Coming Out of Hiding

Well, it’s been a busy weekend.

My computer went freaky-poos and I spent a lot of time trying to get it back into workable shape. I think it’s okay, though I won’t know until next time I have to reboot it. I think I ought to reinstall Windows but I’d rather not do that for another week, so I can finish downloading some files in my Emule queue and back up all the files I’ve crammed onto my M3.

I’ve posted a couple of times on the new 한국언어 습득 weblog, mainly diary-like things. I may discontinue the posts in Korean on my own website, I’d not sure. I may also copy and crosspost them here. I’m thinking about which would be better. If you go look there, you can see which posts are mine by the funky pictures posted by each. You can even practice reading Korean if you like, by looking. Gotta add a link to my sidebar for this page. Gaaa.

I rested a lot, which I needed to do. I also read all of the Jeff Noon novel Vurt (and here’s a funky Vurt-related site), and started in on Bruce Sterling’s most recent novel, The Zenith Angle (here’s a decent review, and another by John Clute).
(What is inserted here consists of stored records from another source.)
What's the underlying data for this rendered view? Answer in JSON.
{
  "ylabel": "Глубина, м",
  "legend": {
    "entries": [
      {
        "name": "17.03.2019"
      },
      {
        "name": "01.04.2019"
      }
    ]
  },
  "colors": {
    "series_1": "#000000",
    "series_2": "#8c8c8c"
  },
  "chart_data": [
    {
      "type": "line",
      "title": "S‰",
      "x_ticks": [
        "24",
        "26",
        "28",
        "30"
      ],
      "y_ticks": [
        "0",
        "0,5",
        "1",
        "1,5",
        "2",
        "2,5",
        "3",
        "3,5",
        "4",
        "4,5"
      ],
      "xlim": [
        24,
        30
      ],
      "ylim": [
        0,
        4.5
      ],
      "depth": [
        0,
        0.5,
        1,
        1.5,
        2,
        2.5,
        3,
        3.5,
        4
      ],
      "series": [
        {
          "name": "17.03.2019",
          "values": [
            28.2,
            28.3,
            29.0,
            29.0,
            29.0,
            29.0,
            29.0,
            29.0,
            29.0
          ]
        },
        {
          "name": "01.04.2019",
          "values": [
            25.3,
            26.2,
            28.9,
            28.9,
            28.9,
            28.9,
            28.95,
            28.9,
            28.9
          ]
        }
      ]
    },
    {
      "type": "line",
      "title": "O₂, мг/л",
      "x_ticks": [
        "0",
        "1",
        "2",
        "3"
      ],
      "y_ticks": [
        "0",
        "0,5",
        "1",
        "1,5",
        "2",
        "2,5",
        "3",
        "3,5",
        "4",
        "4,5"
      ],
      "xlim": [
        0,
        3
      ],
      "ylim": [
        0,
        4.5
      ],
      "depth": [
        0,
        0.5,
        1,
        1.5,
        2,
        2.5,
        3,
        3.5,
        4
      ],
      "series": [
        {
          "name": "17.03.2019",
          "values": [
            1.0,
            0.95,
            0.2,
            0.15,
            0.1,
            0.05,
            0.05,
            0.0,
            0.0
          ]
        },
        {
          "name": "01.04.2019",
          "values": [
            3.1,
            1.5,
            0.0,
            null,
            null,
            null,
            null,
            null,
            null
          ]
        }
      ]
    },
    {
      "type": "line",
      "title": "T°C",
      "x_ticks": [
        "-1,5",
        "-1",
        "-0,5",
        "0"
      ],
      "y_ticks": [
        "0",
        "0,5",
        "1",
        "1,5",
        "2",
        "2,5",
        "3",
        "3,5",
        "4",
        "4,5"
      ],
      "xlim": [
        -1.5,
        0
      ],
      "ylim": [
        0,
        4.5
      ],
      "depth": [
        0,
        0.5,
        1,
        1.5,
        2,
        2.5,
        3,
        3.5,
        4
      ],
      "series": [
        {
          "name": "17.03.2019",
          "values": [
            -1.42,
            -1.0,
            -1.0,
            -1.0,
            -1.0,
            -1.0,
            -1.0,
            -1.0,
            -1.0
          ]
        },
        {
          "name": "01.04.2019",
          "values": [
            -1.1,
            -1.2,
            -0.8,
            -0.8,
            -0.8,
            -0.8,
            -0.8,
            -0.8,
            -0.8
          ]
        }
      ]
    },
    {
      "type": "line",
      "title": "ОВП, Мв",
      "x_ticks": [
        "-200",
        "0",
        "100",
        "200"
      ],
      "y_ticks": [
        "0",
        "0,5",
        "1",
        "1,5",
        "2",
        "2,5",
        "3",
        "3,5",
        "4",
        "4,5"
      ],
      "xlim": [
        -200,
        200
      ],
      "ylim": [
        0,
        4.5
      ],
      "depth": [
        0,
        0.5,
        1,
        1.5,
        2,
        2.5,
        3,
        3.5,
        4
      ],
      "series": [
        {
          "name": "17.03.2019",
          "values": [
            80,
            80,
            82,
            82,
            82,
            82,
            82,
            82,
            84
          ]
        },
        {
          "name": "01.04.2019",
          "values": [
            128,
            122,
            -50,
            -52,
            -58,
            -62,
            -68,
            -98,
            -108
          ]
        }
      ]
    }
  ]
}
Gotta do something while the backup CDs are burning.

I also read an interesting-but-infuriating book on Korean religious history. Very little in the way of interesting historical figures were mentioned, mostly just theology; but I did find a hilarious defense of Confucianism as necessary to the ordering of industrial societies, as well as a few interesting things on more obscure Korean religions, such as the practice (apparently widespread at some point) of worshipping the Big Dipper, and the Tonghak rebellion, which seems a lot like the Taiping Rebellion in China with which I am much more familiar.

2 thoughts on “Coming Out of Hiding

  1. Gord,
    It’s great to see all the action on over at 한국언어 습득. I realize now that almost everyone there can kick my butt at Korean. But it is definately good practice and very motivating which is the whole purpose of starting it for me.

  2. It’s better to think of it not as butt-kicking, but as something that offers you examples of new intermediate (and I think it mostly is intermediate, with the possible exception of Joel’s stuff) grammar, things it’s good to start encountering now so that the bits are floating around enough when you formally learn them, and you can say, “Ah, that’s what that means!”

    And by the way, I don’t think I’m all that advanced. I think I’ve only studied for about half of the time I’ve been here, and not so hard for about half of that. So pretty soon I think you’ll be surpassing me, at the very least!